OT: Juno ... please read

2001-03-01 by André Engelhardt

Hello logic-ot,

This is an excerpt from an article from the Langalist which
details a disturbing development concerning those Users that have signed
up with Juno and are using their Mailer:

> A lot of people are up in arms, outraged by the new business practices
> described in "Peer-To-Peer's Dark Side" at
> http://www.byte.com/column/BYT20010222S0004 .That article is about
> Juno (the giant ISP) inventing and implementing a new kind of business
> model whereby they can take over their customers' CPUs in an
> aggressive and stealthy manner (using a kind of "peer to peer," or
> "P2P" technology), and sell their users's aggregate computing power to
> third parties.

> You might be tempted to blow this off with the thought "Hey, Juno's a
> free ISP, and people who use it deserve what they get."

> Or you might say: "I don't use Juno. Why does this affect me?"
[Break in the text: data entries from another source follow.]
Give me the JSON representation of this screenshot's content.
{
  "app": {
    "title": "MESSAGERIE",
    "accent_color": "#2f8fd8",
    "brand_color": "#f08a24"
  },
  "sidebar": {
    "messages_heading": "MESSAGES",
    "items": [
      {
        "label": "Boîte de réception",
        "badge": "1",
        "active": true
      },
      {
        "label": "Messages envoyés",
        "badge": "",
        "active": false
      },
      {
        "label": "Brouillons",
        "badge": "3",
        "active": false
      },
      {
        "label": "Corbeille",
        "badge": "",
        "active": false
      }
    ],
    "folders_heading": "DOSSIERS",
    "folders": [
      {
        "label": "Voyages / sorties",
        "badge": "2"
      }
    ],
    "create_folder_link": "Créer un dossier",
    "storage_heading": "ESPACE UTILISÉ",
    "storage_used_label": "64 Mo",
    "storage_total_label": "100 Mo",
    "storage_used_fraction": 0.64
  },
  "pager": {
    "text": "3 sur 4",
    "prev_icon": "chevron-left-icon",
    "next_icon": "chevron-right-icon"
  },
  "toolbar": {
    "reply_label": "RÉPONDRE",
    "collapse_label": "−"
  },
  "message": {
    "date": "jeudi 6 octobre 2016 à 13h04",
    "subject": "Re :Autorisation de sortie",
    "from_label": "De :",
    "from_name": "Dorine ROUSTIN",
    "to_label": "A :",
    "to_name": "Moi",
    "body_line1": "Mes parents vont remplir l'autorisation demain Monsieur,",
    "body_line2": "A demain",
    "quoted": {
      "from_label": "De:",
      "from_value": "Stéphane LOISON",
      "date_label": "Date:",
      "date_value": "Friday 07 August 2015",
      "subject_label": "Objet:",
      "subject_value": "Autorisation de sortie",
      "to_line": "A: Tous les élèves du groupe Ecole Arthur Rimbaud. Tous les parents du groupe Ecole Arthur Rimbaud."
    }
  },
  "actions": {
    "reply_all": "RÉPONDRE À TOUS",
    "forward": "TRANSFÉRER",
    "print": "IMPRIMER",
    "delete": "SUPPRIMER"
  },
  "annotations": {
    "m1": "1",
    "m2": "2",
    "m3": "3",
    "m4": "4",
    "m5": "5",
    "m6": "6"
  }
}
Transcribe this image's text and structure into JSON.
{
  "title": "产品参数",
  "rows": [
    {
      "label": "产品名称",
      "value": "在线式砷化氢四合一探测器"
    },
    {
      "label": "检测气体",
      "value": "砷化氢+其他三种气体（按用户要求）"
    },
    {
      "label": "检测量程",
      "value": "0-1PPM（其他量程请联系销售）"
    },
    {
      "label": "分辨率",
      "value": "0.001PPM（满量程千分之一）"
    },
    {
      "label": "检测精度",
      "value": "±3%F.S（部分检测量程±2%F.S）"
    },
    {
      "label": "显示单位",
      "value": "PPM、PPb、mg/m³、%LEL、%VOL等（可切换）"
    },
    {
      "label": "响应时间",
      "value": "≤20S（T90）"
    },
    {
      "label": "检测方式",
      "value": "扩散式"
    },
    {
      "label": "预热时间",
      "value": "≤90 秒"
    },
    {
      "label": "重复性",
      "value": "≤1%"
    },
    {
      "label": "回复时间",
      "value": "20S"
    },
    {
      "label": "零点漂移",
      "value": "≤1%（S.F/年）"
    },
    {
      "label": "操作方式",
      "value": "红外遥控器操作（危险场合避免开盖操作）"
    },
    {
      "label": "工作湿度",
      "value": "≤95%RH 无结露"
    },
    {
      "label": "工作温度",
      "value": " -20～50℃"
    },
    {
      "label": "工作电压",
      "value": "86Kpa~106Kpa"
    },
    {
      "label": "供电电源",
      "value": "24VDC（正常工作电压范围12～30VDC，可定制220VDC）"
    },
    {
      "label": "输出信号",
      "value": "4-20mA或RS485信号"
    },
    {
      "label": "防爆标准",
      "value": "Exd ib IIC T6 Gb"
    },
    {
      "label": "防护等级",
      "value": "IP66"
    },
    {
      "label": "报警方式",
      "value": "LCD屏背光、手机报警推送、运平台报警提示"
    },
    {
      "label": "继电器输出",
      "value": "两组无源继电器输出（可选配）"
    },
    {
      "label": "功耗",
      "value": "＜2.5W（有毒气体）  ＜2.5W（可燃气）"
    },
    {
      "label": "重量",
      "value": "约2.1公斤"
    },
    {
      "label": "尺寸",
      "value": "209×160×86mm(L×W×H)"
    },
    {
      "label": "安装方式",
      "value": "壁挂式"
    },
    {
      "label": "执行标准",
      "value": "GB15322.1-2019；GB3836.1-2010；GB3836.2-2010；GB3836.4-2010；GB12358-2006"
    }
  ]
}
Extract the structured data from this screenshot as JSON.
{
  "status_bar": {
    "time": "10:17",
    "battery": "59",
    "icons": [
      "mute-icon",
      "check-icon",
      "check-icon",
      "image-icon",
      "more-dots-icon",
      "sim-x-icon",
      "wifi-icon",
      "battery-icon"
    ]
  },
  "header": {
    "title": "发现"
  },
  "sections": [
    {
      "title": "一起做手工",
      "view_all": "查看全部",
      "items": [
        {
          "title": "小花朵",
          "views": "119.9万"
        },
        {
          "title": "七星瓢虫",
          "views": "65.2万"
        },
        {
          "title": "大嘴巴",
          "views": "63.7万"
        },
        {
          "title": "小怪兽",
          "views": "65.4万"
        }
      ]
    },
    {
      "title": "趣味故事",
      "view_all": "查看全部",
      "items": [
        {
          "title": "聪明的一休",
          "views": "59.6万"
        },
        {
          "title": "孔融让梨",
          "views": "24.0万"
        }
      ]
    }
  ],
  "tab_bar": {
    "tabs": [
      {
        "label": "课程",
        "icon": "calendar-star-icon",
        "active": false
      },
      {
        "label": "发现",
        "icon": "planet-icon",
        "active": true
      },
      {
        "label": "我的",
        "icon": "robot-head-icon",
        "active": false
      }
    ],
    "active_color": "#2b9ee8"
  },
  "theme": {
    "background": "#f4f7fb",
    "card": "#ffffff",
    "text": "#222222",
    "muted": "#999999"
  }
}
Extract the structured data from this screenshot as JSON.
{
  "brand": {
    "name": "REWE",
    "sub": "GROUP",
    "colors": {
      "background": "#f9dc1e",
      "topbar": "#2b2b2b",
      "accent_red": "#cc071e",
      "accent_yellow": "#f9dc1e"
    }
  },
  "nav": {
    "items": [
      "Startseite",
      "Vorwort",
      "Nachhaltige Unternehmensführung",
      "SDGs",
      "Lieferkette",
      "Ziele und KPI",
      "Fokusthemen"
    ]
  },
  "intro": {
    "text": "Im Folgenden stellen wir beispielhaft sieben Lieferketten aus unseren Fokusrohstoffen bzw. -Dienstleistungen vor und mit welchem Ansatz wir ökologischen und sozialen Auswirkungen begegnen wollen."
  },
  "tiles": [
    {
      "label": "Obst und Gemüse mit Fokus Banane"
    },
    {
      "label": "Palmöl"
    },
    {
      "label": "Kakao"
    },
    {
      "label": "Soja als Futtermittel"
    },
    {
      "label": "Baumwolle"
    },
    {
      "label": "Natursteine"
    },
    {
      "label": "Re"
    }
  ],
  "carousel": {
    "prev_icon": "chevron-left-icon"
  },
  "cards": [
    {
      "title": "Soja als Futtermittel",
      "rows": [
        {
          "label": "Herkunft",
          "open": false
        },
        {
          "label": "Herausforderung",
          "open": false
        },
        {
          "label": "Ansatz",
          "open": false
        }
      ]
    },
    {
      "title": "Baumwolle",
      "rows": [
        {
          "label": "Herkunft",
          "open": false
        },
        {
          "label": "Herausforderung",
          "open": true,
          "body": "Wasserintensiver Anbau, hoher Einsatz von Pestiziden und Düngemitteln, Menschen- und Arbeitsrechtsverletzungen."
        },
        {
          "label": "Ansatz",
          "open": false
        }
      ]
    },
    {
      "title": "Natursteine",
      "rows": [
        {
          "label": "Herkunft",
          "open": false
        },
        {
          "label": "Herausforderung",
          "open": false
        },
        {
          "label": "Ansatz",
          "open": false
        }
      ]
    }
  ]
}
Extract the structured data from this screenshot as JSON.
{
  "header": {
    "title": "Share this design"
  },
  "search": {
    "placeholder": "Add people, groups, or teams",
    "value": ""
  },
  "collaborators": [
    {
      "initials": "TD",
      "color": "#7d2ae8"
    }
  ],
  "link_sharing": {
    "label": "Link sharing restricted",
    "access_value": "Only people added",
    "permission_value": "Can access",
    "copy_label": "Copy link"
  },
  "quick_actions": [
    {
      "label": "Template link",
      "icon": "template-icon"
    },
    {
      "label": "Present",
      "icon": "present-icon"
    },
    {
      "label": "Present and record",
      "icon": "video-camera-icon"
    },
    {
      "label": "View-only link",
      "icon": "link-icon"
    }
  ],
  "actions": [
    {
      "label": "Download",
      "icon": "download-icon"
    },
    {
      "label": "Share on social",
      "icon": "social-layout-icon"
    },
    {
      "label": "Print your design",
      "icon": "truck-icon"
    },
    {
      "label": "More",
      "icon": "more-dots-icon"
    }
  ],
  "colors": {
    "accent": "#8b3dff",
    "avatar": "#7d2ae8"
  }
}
> Here's why: Think about how many software updates you routinely
> install over the course of a year. Worse, think of the auto-updaters
> you probably use for your OS, your office suite, your anti-virus
> definitions. It would be incredibly simple for ANY software vendor to
> add a Juno-like P2P component into its next update download. The
> thinking might go like this: "Let's see. If we slip a P2P component
> into our next software update, adjust our Terms of Service to make
> it--- like Juno's--- all retroactively mandatory, legal and risk-free
> for us, then we can build a distributed supercomputing network at our
> customers' risk and expense."

> And you might not even know that P2P software had been installed on
> your system ... until your system maintenance no longer worked
> (because there were no idle times when it would kick in); or when your
> or your business' own P2P projects got derailed because something else
> was already sopping up all the spare CPU cycles. Then there's the
> extra wear and tear on the system, the electricity consumed by systems
> that never go into sleep mode. ... Well, you get the idea.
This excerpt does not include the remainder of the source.